Law professors Ian Ayres of Yale and Aaron Edlin of the University of California at Berkeley outline their plan in a New York Times op-ed. “Specifically, we propose an automatic extra tax on the income of the top 1 percent of earners—a tax that would limit the after-tax incomes of this club to 36 times the median household income,” they write.
In 1980, the average one percenter made 12.5 times the median income, they say. In 2006, the average one percenter made 36 times the median income. Ayres and Edlin believe the ratio has reached the “tipping point” where democracy may be undermined. They cite Justice Louis Brandeis, who warned of concentrated wealth when he joined the Supreme Court in 1916. “We believe that we have reached the Brandeis tipping point,” they say.
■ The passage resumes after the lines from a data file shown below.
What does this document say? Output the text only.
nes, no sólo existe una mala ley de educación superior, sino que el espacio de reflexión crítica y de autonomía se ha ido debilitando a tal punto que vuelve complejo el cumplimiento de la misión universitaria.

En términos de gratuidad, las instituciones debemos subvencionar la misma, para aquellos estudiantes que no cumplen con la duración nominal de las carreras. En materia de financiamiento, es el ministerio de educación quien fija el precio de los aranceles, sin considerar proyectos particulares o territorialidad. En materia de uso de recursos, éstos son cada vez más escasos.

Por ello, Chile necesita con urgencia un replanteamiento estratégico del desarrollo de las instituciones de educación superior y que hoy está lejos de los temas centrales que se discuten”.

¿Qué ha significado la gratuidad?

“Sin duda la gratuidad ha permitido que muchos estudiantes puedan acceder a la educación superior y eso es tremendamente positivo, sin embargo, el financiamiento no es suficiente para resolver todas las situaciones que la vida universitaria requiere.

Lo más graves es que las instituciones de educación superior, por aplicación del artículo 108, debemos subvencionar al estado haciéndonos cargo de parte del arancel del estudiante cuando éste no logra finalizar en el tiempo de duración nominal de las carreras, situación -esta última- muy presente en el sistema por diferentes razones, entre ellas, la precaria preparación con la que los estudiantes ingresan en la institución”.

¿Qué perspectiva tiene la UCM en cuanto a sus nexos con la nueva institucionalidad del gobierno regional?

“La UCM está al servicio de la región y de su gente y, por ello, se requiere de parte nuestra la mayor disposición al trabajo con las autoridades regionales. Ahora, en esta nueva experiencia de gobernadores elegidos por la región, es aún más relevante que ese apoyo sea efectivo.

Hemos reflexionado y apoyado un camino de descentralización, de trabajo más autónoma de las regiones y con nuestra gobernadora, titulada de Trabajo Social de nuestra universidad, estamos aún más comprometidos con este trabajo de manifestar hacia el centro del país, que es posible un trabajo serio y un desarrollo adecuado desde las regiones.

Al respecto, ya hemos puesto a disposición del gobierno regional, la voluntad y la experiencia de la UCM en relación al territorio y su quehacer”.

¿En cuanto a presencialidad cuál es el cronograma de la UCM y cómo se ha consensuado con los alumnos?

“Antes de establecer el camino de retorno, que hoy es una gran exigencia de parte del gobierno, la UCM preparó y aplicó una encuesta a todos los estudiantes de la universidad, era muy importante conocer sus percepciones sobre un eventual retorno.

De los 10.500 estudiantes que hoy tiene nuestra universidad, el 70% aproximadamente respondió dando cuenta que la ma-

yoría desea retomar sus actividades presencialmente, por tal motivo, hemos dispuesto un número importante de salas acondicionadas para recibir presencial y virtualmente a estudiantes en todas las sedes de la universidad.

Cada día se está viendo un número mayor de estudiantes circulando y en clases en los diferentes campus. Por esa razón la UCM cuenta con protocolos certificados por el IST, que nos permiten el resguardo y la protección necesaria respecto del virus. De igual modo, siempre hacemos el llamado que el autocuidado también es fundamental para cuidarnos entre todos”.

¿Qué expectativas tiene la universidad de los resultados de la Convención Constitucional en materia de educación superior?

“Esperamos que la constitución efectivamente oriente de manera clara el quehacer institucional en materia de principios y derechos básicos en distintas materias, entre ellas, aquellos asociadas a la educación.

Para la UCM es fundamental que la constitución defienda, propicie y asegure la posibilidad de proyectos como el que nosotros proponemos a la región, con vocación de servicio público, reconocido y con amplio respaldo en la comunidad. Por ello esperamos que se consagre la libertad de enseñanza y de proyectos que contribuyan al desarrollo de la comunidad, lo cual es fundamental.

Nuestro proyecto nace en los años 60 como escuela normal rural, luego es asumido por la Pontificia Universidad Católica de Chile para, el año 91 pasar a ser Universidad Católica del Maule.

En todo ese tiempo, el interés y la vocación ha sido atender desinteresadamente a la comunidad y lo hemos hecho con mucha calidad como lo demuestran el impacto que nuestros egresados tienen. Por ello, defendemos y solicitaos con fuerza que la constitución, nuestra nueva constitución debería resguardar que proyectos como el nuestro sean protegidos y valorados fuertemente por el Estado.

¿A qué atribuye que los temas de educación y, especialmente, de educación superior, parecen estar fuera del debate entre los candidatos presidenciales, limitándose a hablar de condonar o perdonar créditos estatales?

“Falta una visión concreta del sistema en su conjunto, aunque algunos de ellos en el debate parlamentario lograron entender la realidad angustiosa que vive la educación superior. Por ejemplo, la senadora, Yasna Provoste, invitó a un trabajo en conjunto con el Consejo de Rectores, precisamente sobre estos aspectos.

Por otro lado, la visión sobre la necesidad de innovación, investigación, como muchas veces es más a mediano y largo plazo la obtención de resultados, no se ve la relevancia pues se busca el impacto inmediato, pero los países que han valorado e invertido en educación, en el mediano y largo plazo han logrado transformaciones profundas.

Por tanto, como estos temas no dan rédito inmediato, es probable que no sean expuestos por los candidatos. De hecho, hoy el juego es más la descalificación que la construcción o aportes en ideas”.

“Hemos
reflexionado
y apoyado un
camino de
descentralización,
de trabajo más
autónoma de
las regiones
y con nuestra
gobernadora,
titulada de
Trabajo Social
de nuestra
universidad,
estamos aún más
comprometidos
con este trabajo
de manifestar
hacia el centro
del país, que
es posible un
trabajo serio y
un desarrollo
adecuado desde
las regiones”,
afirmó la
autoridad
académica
“Here’s how the tax would work,” they write. “Once a year, the Internal Revenue Service would calculate the Brandeis ratio of the previous year. If the average 1-percenter made more than 36 times the income of the median American household, then the IRS would create a new tax bracket for the highest 1 percent of income and calculate a marginal income tax rate for that bracket sufficient to reduce the after-tax Brandeis ratio to 36. This new tax, if triggered, would apply only to income in excess of the poorest 1-percenter—currently about $330,000 per year.”
In their view, the tax would provide an incentive to keep median U.S. income high through trickle down corporate wealth. “The sky is the limit for the rich as long as the ‘rising tide lifts all boats,’ ” they write.